Cathay mentioned in a statement that it hoped to continue to operate most of the routes currently offered through Cathay Dragon, mainly using wholly-owned subsidiary HK Express but the action would require regulatory approval. At the same time, the airline has also mentioned that it would cut 8,500 jobs, or around a quarter of its workforce.
The company also mentioned that it has already eliminated 5,900 jobs, with 5,300 going in Hong Kong and a further 600 overseas through a recruitment freeze and natural attrition. Existing cabin and cockpit crew members will also be asked to take a pay cut.
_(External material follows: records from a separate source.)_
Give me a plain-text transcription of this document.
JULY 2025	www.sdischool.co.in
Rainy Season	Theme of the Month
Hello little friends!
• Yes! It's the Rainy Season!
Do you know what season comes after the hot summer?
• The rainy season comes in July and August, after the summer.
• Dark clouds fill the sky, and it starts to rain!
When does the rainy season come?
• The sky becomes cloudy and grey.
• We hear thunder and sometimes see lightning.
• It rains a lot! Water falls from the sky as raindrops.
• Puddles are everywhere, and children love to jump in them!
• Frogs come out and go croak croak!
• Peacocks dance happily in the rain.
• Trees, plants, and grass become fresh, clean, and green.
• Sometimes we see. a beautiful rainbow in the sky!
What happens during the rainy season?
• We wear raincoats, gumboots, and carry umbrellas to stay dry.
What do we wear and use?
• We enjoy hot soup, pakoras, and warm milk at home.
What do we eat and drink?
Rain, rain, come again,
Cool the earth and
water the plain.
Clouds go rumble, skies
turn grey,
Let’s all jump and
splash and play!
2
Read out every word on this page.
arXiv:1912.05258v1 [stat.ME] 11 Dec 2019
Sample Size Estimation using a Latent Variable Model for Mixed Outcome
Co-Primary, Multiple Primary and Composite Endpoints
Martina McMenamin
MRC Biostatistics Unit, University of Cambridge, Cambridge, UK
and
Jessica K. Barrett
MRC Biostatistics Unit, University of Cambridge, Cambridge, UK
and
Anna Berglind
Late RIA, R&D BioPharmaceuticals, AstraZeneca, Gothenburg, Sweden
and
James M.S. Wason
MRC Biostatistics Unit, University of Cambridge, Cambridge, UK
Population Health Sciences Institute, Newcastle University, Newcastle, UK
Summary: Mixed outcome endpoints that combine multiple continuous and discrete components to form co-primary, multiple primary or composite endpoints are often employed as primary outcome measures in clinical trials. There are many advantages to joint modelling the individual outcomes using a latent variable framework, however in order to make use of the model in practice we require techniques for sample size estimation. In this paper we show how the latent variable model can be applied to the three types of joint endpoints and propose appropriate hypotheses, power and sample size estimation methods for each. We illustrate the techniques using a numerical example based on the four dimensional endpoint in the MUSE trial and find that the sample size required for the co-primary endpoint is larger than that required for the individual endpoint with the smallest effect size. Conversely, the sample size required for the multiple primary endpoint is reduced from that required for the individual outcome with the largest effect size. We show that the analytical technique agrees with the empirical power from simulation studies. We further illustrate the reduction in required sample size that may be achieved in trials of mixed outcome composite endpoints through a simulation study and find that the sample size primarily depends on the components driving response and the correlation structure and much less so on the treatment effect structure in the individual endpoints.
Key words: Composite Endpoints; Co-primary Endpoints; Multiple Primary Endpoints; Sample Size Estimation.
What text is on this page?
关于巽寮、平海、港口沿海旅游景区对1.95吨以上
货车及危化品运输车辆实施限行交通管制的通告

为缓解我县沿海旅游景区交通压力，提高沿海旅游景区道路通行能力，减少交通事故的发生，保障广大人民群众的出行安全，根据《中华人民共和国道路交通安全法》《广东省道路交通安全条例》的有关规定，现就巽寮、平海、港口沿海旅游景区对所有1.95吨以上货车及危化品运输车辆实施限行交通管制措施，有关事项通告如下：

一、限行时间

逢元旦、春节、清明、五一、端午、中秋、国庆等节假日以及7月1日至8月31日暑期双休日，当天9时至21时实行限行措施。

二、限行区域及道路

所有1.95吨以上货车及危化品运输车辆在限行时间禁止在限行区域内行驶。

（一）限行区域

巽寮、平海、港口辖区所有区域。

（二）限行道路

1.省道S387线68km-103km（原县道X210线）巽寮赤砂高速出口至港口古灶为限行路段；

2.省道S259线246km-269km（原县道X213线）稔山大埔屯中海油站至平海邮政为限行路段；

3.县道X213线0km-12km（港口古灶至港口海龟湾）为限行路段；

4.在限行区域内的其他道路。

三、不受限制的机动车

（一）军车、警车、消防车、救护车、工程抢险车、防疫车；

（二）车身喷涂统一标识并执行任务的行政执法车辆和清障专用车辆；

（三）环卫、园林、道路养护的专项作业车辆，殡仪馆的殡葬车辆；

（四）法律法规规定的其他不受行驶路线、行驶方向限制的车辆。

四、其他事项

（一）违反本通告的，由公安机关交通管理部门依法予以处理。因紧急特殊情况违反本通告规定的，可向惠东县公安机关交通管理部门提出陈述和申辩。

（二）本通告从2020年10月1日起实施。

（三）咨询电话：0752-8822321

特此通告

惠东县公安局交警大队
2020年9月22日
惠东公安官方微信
The company also said that it would be offering severance packages that go well-beyond statutory requirements and will also be extending medical benefits and staff travel entitlements, while providing counselling and job transition support services. Augustus Tang, Chief Executive, Cathay Pacific said in a statement that the global pandemic continues to have a devastating impact on aviation and shared that the group should be fundamentally restructured to survive.
He mentioned that the move is required to protect as many jobs as possible, as well as meet the responsibilities to the Hong Kong aviation hub and customers. He also shared that the immediate priority of the company is to support those affected by the latest announcement. He stated that the airline is deeply saddened to part ways with its talented and respected colleagues, and acknowledged them for their hard work, achievements and dedication.
He informed that the company has taken every possible action to avoid job losses, scaled back capacity to match demand, deferred new aircraft deliveries, suspended non-essential spend, implemented a recruitment freeze, executive pay cuts and two rounds of Special Leave Schemes. However, he mentioned, that despite the efforts the airline continued to burn billions of cash per month which became simply unsustainable. He added that the latest changes will reduce cash burn per month.